[Voevent-core] Fwd: standard vocabulary
Rob Seaman
seaman at noao.edu
Wed May 17 09:44:48 PDT 2006
Hi Francois,
> In my mind, it's (hopefully) more than just flexibility -- it is
> a description of the phenomenon. Assigning a name to it does not
> describe it -- you could name it 054321ff instead of GRB and the
> semantic contents would be the same...
I think you have put your finger on it. First, note that I was not
questioning the good work that has gone into UCDs for their original
purpose. In the case of describing a keyword or a column of a table,
the point is that the column already has a name attached, whether it
is "RA" or "EXPOSURE" or whatever. The UCD in this case is providing
additional context to understand that "MAG_V" and "V_MAGNITUDE" are
both expressions of a quantity representing "phot.mag;em.opt.V". The
UCD unites the disparate quantities into a single semantically
manageable notion.
But "GRBness" is not a scalar with some floating point value
attached, it is itself a state to be named.
> The "atoms" used in
> "process.variation.burst;em.X-ray" have all a definition in the
> UCD dictionary, their association therefore means something.

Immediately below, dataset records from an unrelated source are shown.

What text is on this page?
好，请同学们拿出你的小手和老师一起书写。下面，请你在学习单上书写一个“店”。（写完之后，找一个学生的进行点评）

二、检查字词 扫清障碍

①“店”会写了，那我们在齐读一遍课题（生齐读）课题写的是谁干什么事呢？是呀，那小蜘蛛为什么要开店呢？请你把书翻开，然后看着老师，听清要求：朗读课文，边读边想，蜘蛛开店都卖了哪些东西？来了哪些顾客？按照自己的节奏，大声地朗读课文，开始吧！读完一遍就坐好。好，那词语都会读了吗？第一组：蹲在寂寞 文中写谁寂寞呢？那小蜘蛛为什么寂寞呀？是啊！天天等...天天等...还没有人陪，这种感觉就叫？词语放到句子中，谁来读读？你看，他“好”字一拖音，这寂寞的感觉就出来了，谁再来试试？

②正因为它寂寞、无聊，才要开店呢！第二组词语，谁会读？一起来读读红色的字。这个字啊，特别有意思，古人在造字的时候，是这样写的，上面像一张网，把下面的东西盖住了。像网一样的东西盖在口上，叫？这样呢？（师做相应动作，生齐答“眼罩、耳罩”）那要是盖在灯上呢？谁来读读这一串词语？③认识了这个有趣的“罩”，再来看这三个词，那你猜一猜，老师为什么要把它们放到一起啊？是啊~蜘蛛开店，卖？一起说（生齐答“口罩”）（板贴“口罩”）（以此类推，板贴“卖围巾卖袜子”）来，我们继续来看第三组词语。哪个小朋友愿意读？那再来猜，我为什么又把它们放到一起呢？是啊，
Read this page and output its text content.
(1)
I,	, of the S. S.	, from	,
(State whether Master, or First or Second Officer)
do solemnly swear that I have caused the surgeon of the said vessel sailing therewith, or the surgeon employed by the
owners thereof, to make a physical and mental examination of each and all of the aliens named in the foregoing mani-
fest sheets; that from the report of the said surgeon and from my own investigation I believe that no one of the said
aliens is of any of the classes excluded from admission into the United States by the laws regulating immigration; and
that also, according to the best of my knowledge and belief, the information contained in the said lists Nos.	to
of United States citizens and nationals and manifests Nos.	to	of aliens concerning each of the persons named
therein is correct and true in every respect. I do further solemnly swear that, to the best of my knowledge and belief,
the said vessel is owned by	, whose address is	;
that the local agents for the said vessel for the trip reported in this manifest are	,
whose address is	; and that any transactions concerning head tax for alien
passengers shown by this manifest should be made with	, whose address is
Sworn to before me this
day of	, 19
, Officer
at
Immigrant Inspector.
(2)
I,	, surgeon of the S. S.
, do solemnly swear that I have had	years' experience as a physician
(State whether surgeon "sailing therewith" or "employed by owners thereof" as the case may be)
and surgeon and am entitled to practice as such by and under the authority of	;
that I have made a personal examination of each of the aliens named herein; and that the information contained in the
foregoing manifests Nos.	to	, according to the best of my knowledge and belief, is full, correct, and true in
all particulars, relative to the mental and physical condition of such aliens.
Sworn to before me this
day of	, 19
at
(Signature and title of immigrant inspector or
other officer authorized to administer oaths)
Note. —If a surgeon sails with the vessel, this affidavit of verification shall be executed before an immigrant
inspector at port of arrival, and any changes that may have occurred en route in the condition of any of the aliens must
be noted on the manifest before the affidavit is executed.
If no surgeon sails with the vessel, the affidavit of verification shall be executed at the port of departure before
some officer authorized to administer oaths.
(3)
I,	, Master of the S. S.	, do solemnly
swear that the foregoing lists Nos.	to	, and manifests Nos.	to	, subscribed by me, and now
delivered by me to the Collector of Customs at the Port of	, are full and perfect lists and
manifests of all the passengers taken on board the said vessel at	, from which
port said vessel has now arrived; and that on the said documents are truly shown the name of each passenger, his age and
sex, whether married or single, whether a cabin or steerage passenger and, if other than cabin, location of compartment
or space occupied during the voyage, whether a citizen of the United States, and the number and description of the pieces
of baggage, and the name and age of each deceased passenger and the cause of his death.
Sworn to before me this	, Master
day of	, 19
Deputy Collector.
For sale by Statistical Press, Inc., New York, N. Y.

But what they mean is not intrinsic to the astronomy. The definition
is not fixed in advance - it is the point of the whole exercise. A
GRB or AGN or SN is a complex object/process with many faces that
depend on how it is observed and from what preferred direction. A
GRB (or a class of same) may result in several distinct phenomena
that astronomers are seeking to understand and unite into a single
coherent entity. The atoms in this case are dividing the science,
rather than uniting it.
> Of course it would be possible to add "GRB" among the atoms,
> but then you remove the possible relationship between e.g. GRB
> and X-ray burst.
But that is purely a phenomenological relationship, whereas there are
many actual relationships of cause and effect through complex physics
that these UCD-like expressions do nothing to address. A supernova
(of a particular type) is the result of a binary star system
exchanging mass that eventually triggers TNR. A nova is some other
binary star system whose mass exchange triggers only surface
burning. There are similarities - and there are differences.
Additionally, the notion of evolution is missing - one class of
object may become another class of object. I wouldn't expect UCDs to
help much here, but they shouldn't hinder by implying that a GRB "is"
a "process.variation.burst; em.gamma".
Which is to say that an gamma-ray burst observed by Swift is used to
infer the existence of something we call a "GRB" which exhibits many
other observable aspects. On the other hand, the UCD
"process.variation.burst; em.gamma" explicitly misses those more
physical implications.
> In other terms, the UCD is a way to describe
> phenomenae, observables, parameters, etc... with a restricted set
> of well-defined "words".
Will agree with parameters and possibly observables. Don't think
that we've capture "phenomena" yet. In the latter case, the
vocabulary comes after the fact, not before.